Based on the different Greek sources (such as Bion of Smyrna) and the other Roman references (like Ovid's Metamorphoses) a general consensus on the story of Adonis and Aphrodite is as follows:
 
A great king called Cinyras (in some sources known as Theias, the king of Assyria) had a daughter named Myrrha, who was very beautiful. The king used to boast about his daughter being more beautiful than Aphrodite, the goddess of love and beauty. When Aphrodite heard of this, she became angry and decided to retaliate. She used her son Eros, the god of desire and attraction, to make Myrrha fall in love with her father, and even deceived him into committing incest. When Cinyras discovered the trick, he swore to kill Myrrha, who in turn escaped from her father after realizing she was pregnant. Myrrha was ashamed and regretful of her heinous act, and pleaded to the gods to protect her. They answered her prayers by turning her into a Myrrh tree.

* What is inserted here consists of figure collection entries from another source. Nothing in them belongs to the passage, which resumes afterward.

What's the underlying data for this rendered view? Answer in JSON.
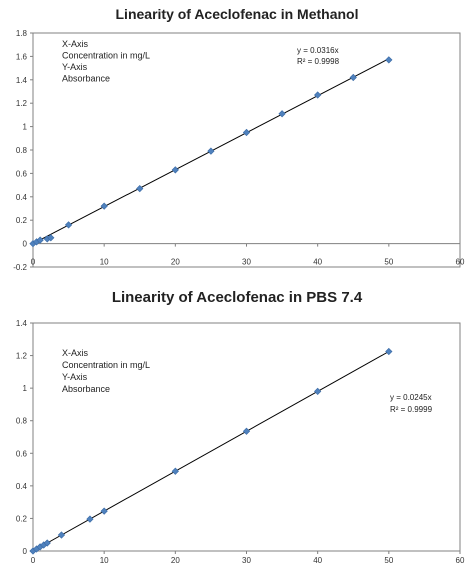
{
  "chart_data": [
    {
      "type": "scatter",
      "title": "Linearity of Aceclofenac in Methanol",
      "xlim": [
        0,
        60
      ],
      "ylim": [
        -0.2,
        1.8
      ],
      "xticks": [
        0,
        10,
        20,
        30,
        40,
        50,
        60
      ],
      "yticks": [
        -0.2,
        0,
        0.2,
        0.4,
        0.6,
        0.8,
        1,
        1.2,
        1.4,
        1.6,
        1.8
      ],
      "ytick_labels": [
        "-0.2",
        "0",
        "0.2",
        "0.4",
        "0.6",
        "0.8",
        "1",
        "1.2",
        "1.4",
        "1.6",
        "1.8"
      ],
      "points": [
        {
          "x": 0,
          "y": 0
        },
        {
          "x": 0.5,
          "y": 0.015
        },
        {
          "x": 1,
          "y": 0.03
        },
        {
          "x": 2,
          "y": 0.04
        },
        {
          "x": 2.5,
          "y": 0.05
        },
        {
          "x": 5,
          "y": 0.16
        },
        {
          "x": 10,
          "y": 0.32
        },
        {
          "x": 15,
          "y": 0.47
        },
        {
          "x": 20,
          "y": 0.63
        },
        {
          "x": 25,
          "y": 0.79
        },
        {
          "x": 30,
          "y": 0.95
        },
        {
          "x": 35,
          "y": 1.11
        },
        {
          "x": 40,
          "y": 1.27
        },
        {
          "x": 45,
          "y": 1.42
        },
        {
          "x": 50,
          "y": 1.57
        }
      ],
      "trendline": {
        "slope": 0.0316,
        "x_end": 50
      },
      "note_lines": [
        "X-Axis",
        "Concentration in mg/L",
        "Y-Axis",
        "Absorbance"
      ],
      "equation_lines": [
        "y = 0.0316x",
        "R² = 0.9998"
      ],
      "grid": false,
      "colors": {
        "marker": "#4f81bd",
        "line": "#000000"
      }
    },
    {
      "type": "scatter",
      "title": "Linearity of Aceclofenac in PBS 7.4",
      "xlim": [
        0,
        60
      ],
      "ylim": [
        0,
        1.4
      ],
      "xticks": [
        0,
        10,
        20,
        30,
        40,
        50,
        60
      ],
      "yticks": [
        0,
        0.2,
        0.4,
        0.6,
        0.8,
        1,
        1.2,
        1.4
      ],
      "ytick_labels": [
        "0",
        "0.2",
        "0.4",
        "0.6",
        "0.8",
        "1",
        "1.2",
        "1.4"
      ],
      "points": [
        {
          "x": 0,
          "y": 0
        },
        {
          "x": 0.5,
          "y": 0.012
        },
        {
          "x": 1,
          "y": 0.025
        },
        {
          "x": 1.5,
          "y": 0.037
        },
        {
          "x": 2,
          "y": 0.049
        },
        {
          "x": 4,
          "y": 0.098
        },
        {
          "x": 8,
          "y": 0.196
        },
        {
          "x": 10,
          "y": 0.245
        },
        {
          "x": 20,
          "y": 0.49
        },
        {
          "x": 30,
          "y": 0.735
        },
        {
          "x": 40,
          "y": 0.98
        },
        {
          "x": 50,
          "y": 1.225
        }
      ],
      "trendline": {
        "slope": 0.0245,
        "x_end": 50
      },
      "note_lines": [
        "X-Axis",
        "Concentration in mg/L",
        "Y-Axis",
        "Absorbance"
      ],
      "equation_lines": [
        "y = 0.0245x",
        "R² = 0.9999"
      ],
      "grid": false,
      "colors": {
        "marker": "#4f81bd",
        "line": "#000000"
      }
    }
  ]
}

Nine months later, the Myrrh tree split off, and Adonis was born; he had inherited the beauty of his mother. When Aphrodite saw the boy, she was so amazed by his beauty that she decided to hide him from the rest of the goddesses, and entrusted him to Persephone, goddess of the underworld. Persephone began looking after the boy, and when he grew older and became more and more attractive, she fell in love with him.

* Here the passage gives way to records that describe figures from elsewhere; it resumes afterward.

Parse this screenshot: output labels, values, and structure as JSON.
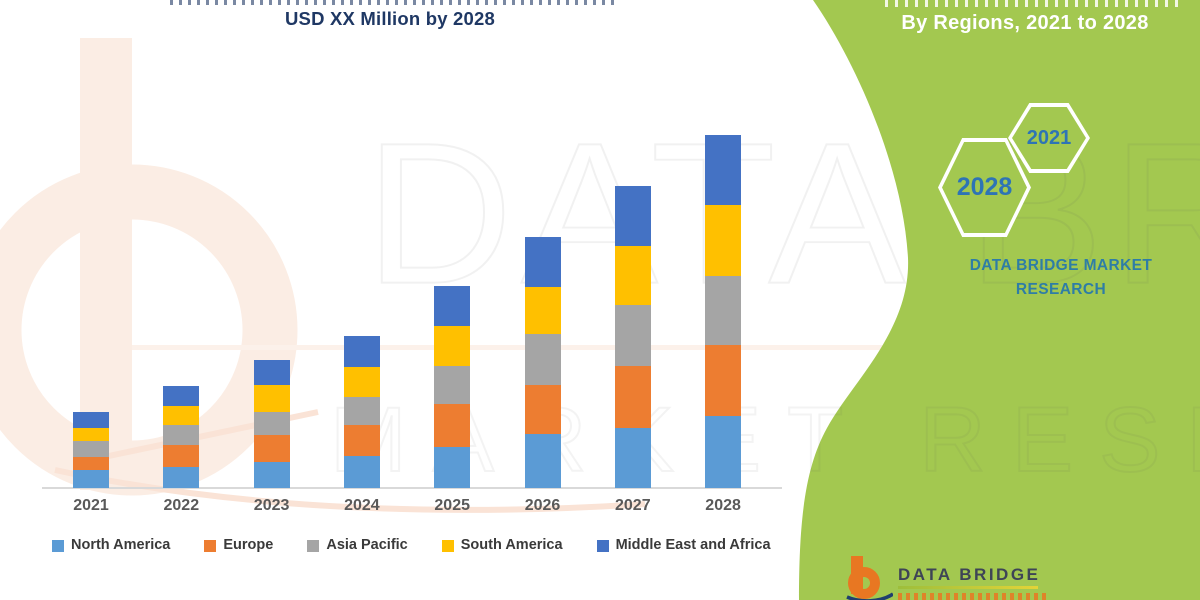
{
  "title": {
    "line2": "USD XX Million by 2028",
    "note": "first title line is cut off at top edge of image (unreadable)"
  },
  "side_panel": {
    "heading": "By Regions, 2021 to 2028",
    "hex_small_year": "2021",
    "hex_large_year": "2028",
    "brand_caption": "DATA BRIDGE MARKET RESEARCH"
  },
  "watermark": {
    "line1": "DATA BRIDGE",
    "line2": "MARKET RESEARCH"
  },
  "footer_logo": {
    "text": "DATA BRIDGE"
  },
  "colors": {
    "title_navy": "#1F3864",
    "axis_label_gray": "#595959",
    "legend_text": "#3A3A3A",
    "axis_line": "#D9D9D9",
    "panel_green": "#A3C850",
    "hex_year_blue": "#2E74B5",
    "brand_teal": "#2E7DA6",
    "logo_orange": "#E87722",
    "logo_navy": "#1F3F6E"
  },
  "chart_data": {
    "type": "bar",
    "stacked": true,
    "title": "USD XX Million by 2028",
    "xlabel": "",
    "ylabel": "",
    "y_axis_visible": false,
    "grid": false,
    "legend_position": "bottom",
    "units": "relative height units (actual values masked as 'USD XX Million' in source)",
    "categories": [
      "2021",
      "2022",
      "2023",
      "2024",
      "2025",
      "2026",
      "2027",
      "2028"
    ],
    "series": [
      {
        "name": "North America",
        "color": "#5B9BD5",
        "values": [
          18,
          21,
          26,
          32,
          41,
          54,
          60,
          72
        ]
      },
      {
        "name": "Europe",
        "color": "#ED7D31",
        "values": [
          13,
          22,
          27,
          31,
          43,
          49,
          62,
          71
        ]
      },
      {
        "name": "Asia Pacific",
        "color": "#A5A5A5",
        "values": [
          16,
          20,
          23,
          28,
          38,
          51,
          61,
          69
        ]
      },
      {
        "name": "South America",
        "color": "#FFC000",
        "values": [
          13,
          19,
          27,
          30,
          40,
          47,
          59,
          71
        ]
      },
      {
        "name": "Middle East and Africa",
        "color": "#4472C4",
        "values": [
          16,
          20,
          25,
          31,
          40,
          50,
          60,
          70
        ]
      }
    ],
    "totals": [
      76,
      102,
      128,
      152,
      202,
      251,
      302,
      353
    ]
  }
}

A conflict then rose between Aphrodite and Persephone, who refused to give Adonis back to Aphrodite. Zeus, the king of the gods, intervened and ruled that Adonis to spend four months of the year with Persephone inHades, the Underworld, then four months with Aphrodite, and the remaining four months however he wished. Because Adonis was so taken with the charm of Aphrodite, he devoted his free four months to her as well. 

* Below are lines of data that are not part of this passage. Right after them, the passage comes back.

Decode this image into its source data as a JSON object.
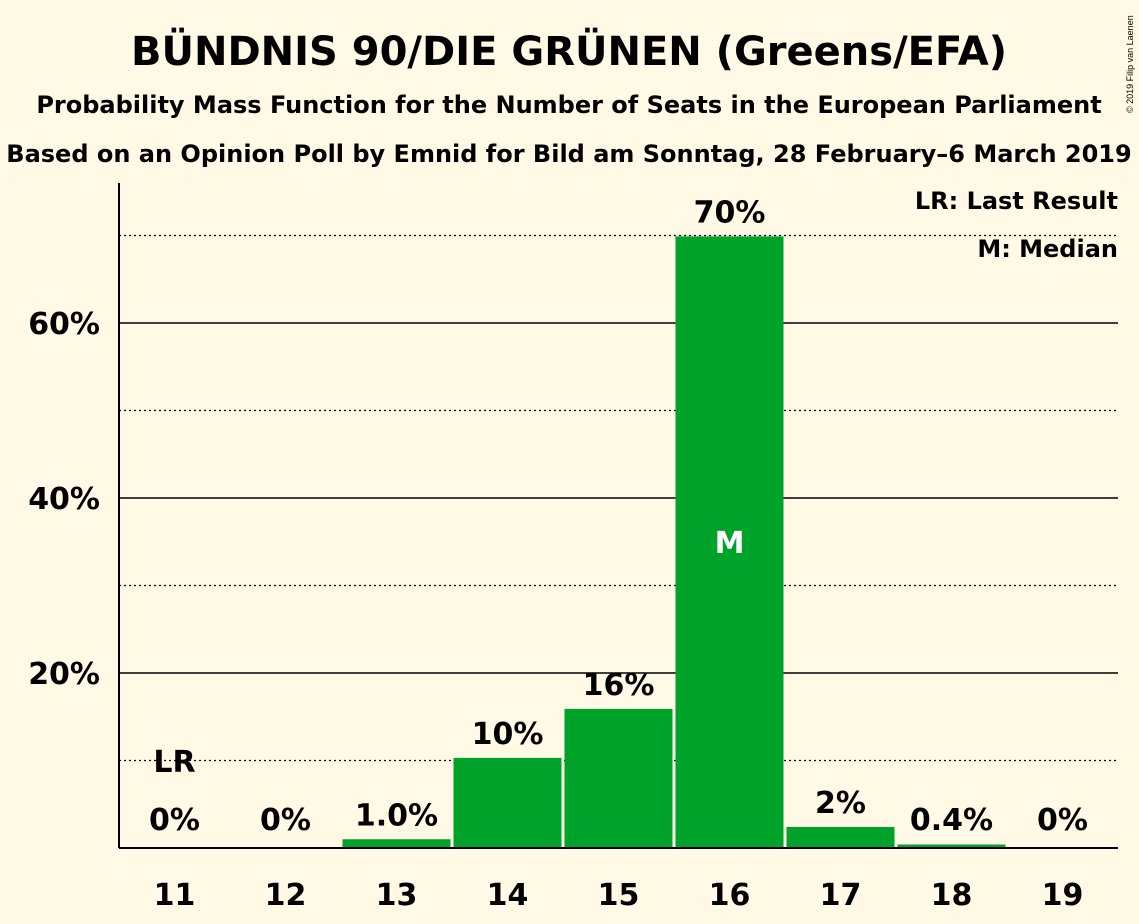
{
  "chart_data": {
    "type": "bar",
    "title": "BÜNDNIS 90/DIE GRÜNEN (Greens/EFA)",
    "subtitle": "Probability Mass Function for the Number of Seats in the European Parliament",
    "subtitle2": "Based on an Opinion Poll by Emnid for Bild am Sonntag, 28 February–6 March 2019",
    "categories": [
      "11",
      "12",
      "13",
      "14",
      "15",
      "16",
      "17",
      "18",
      "19"
    ],
    "values": [
      0,
      0,
      1.0,
      10.3,
      15.9,
      69.9,
      2.4,
      0.4,
      0
    ],
    "value_labels": [
      "0%",
      "0%",
      "1.0%",
      "10%",
      "16%",
      "70%",
      "2%",
      "0.4%",
      "0%"
    ],
    "ylim": [
      0,
      76
    ],
    "yticks": [
      20,
      40,
      60
    ],
    "ytick_labels": [
      "20%",
      "40%",
      "60%"
    ],
    "minor_gridlines": [
      10,
      30,
      50,
      70
    ],
    "last_result_category": "11",
    "last_result_marker": "LR",
    "median_category": "16",
    "median_marker": "M",
    "legend": [
      "LR: Last Result",
      "M: Median"
    ],
    "legend_position": "top-right",
    "bar_color": "#00A32A",
    "background_color": "#FFF9E6",
    "copyright": "© 2019 Filip van Laenen"
  }
}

Adonis was well-known for his hunting skills, and in one of the hunting journeys in the Afqa Forest (near Byblos), Adonis was attacked by a wild boar and began bleeding in the hands of Aphrodite, who poured her magical nectar on his wounds. Although Adonis died, the blood blended with the nectar and flowed onto the soil where a flower sprouted from the ground, its scent the same as Aphrodite’s nectar, and its color that of Adonis’ blood – the Anemone flower. The blood reached the river and colored the water red, and the river became known as the "Adonis River" (currently known as Nahr Ibrahim or River Abraham), which is located in the Lebanese village of Afqa.

WORSHIP OF ADONIS

Byblos was one of the main places in the ancient world that used to observe the rituals of Adonis, and actually brought back the practice of these ceremonies and rites well into the early centuries of Christianity. The writings of Lucian of Samosata in the second century CE played a major role in shedding light on the rituals that were widely practiced by the people of Byblos. His book On The Syrian Goddess (De Dea Syria) recounts his visit to the village Afqa, where he explains what he encountered.

According to Lucian, the people of Byblos believed the wild boar incident that befell Adonis happened in their country. To commemorate this event, they would smite themselves each year, mourn, and celebrate religious rituals and orgies while a great mourning prevailed over the entire country. When their beating and bewailing stopped, they would celebrate the funeral of Adonis, as if he had died, and then the next day announce that he had returned to life and was sent to heaven.

Another one of the Byblos region’s marvels is the river that runs from Mount Lebanon and flows into the sea. The River Adonis is said to lose its color every year and take on a bloody red hue, pouring into the sea and dyeing a large part of the beach red – a sign to the people of Byblos to start their time of mourning. It is believed that at this time of year, Adonis was wounded in Lebanon, and his blood went to the riverbed. One of the reasons given by Lucian – as told to him by one of Byblos’ wise men – explaining why the river turns red at this time of the year is the strong wind blowing soil into the river. The soil of Lebanon (and of this region particularly) is known for its red color, which, when mixed with the river water, turns it purple.